Jul
30
2011
Winning is only half the job
Author: Barrett RaineyOur Congress has, in its most recent mess, become a national disgrace. No, make that international. Anyone who doesn’t think so should probably quit reading right here. ‘Cause it’s not going to get any happier.
In my mind, there are two reasons for this. First: the 30 or so Tealiban members of the GOP House majority who’ve been totally irresponsible and who’ve been joined by previous members just waiting for reinforcements. Second: all the more or less responsible members – including “leadership” -who’ve been cowed by them and who’ve refused to use the parliamentary and political means at their disposal to shut them up. I fault this second category for poor parenting just as I would a couple who allow a screaming child to go unpunished in a restaurant or theater.
One of my favorite “talking heads” is David Gergen who has more personal government experience under his belt than most members of Congress. Likely a Republican at heart, he’s lent his considerable talents to both parties at the top in several official capacities and is now at the Kennedy School of Government at Harvard.
Gergen almost perfectly defined the Teapublicans in the House with these words. “They’ve learned how to win political campaigns but have no knowledge of governing.” Accomplishing half of what it takes to get to Congress but ignorance of how to do the new job and of the responsibility that goes with it once they unpacked their bags.
To his accurate description I would add only this: a seeming dedication to remain in that ignorant state.
Proof of my addition abounds. Item: A Constitutional amendment to require a balanced budget. It is their holy grail. It fuels all their other deviant political desires. Yet it’s completely unattainable and unrealistic that it could be achieved in anyone’s lifetime. It would never survive a vote in Congress. But if Tinkerbell sprinkled it with pixie dust and somehow all the drugged members went along, it would have to be approved by the legislatures of 38 states. And that much pixie dust there ain’t.

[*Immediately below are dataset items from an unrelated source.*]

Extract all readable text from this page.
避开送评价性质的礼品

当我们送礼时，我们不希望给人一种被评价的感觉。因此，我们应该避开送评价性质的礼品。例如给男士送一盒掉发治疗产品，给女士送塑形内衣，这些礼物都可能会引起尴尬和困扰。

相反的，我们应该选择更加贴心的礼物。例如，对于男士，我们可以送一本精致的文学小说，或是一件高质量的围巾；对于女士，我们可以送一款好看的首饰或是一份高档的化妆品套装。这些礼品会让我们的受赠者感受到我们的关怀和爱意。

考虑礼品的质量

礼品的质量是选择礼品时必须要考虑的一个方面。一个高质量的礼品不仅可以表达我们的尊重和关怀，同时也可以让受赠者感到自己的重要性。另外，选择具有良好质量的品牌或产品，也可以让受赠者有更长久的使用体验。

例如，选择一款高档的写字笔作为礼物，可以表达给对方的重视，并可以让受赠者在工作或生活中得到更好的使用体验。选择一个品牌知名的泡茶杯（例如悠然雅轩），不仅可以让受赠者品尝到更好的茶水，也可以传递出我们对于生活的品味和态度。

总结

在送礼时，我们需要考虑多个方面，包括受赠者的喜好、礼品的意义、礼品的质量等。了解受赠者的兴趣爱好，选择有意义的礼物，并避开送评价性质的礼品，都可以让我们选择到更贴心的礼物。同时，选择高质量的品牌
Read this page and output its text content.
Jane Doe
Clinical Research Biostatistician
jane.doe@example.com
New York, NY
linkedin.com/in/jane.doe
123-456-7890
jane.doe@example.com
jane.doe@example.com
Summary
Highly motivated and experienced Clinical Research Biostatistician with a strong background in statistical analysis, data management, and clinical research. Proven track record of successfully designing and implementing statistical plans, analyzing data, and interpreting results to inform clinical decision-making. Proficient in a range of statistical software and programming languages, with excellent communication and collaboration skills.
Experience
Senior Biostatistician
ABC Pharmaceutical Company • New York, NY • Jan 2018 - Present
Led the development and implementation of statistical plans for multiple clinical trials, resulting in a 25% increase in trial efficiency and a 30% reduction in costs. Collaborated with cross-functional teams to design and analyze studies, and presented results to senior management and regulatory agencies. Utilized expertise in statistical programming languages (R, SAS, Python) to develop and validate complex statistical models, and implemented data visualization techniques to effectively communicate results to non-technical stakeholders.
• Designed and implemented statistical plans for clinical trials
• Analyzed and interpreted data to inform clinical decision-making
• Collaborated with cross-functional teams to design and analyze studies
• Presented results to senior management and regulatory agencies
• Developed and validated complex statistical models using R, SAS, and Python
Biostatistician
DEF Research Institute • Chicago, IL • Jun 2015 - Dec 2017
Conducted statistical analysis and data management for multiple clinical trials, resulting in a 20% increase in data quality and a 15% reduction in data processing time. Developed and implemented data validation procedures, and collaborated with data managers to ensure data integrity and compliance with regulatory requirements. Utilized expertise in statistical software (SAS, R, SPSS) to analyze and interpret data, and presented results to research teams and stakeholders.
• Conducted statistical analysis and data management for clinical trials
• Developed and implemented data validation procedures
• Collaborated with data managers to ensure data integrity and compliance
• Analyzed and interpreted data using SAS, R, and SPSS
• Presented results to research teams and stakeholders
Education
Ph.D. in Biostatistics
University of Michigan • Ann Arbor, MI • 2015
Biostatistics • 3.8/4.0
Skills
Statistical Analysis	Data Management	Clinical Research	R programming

More items: Many of them want the Federal Reserve eliminated and the gold standard brought back. They want to eliminate public voting for U.S. Senators and give the job to the 50 legislatures. They want Departments of Education, Health and Human Services, HUD, EPA and other agencies abolished. They’d double the Pentagon budget with the savings. More than that, they want to abolish or severely curtail Social Security, Medicare and Medicaid.
Well, dismal as all that sounds, there may be some light at the end of the ol’ tunnel. We’re seven months into the tenure of those miscreants. So, they’re now the ones on the inside. They’ll be the incumbents at the next national elections about 15 months from now. Some say they won’t run for re-election – which you and I seriously doubt. But for the ones that do – which will be most if not all -they’ll face one of two scenarios.
The first: they’ll have accomplished all or much of their wacky agenda, hurting millions and millions of people and causing chaos in the operations of national government. The majority of voters of any political persuasion will have been adversely affected economically, socially or politically – but above all personally -and will be voting with a meat axe rather than a pen.
Or second: they’ll have accomplished little or none of their craziness, will have been stymied by an awakened majority of Congress that wants badly to survive, and will have disappointed their fringy “base” who’ve had it with politician’s excuses and they’ll be “cut out of the herd.” Because those folks can’t be satisfied with anything less that total victory. And victory NOW! They, too, have no clue of governing or process.
I don’t mean to be too rosy here. These idiots have already done great harm to the body politic. In the time they have left in the current term, they’ll do more. On a positive note, maybe Speaker Boehner will suddenly develop some steel in his spine and relegate these “back benchers” to the back benches. Maybe he’ll figure out that allowing himself to be pushed to and fro by this bunch is undermining his own career. He can read the polls. And he doesn’t want to see Nancy Pelosi back in the Speaker’s chair and sitting in the suite of offices he now calls “home.” No, Sir.
But it may already be too late for Boehner. All that talk of “jobs, jobs, jobs” has resulted in not one piece of legislation on his watch. Not one! The crazies have dragged his Republican agenda so far off course – and will continue to pull it further right – that creating anything like a governing consensus is not now – and may never be – possible in his remaining term.
If we voters show up at the polls in 15 months as angry as those polls show we are right now, Boehner may be a “dead man walking.” And he may have lots of zombie company.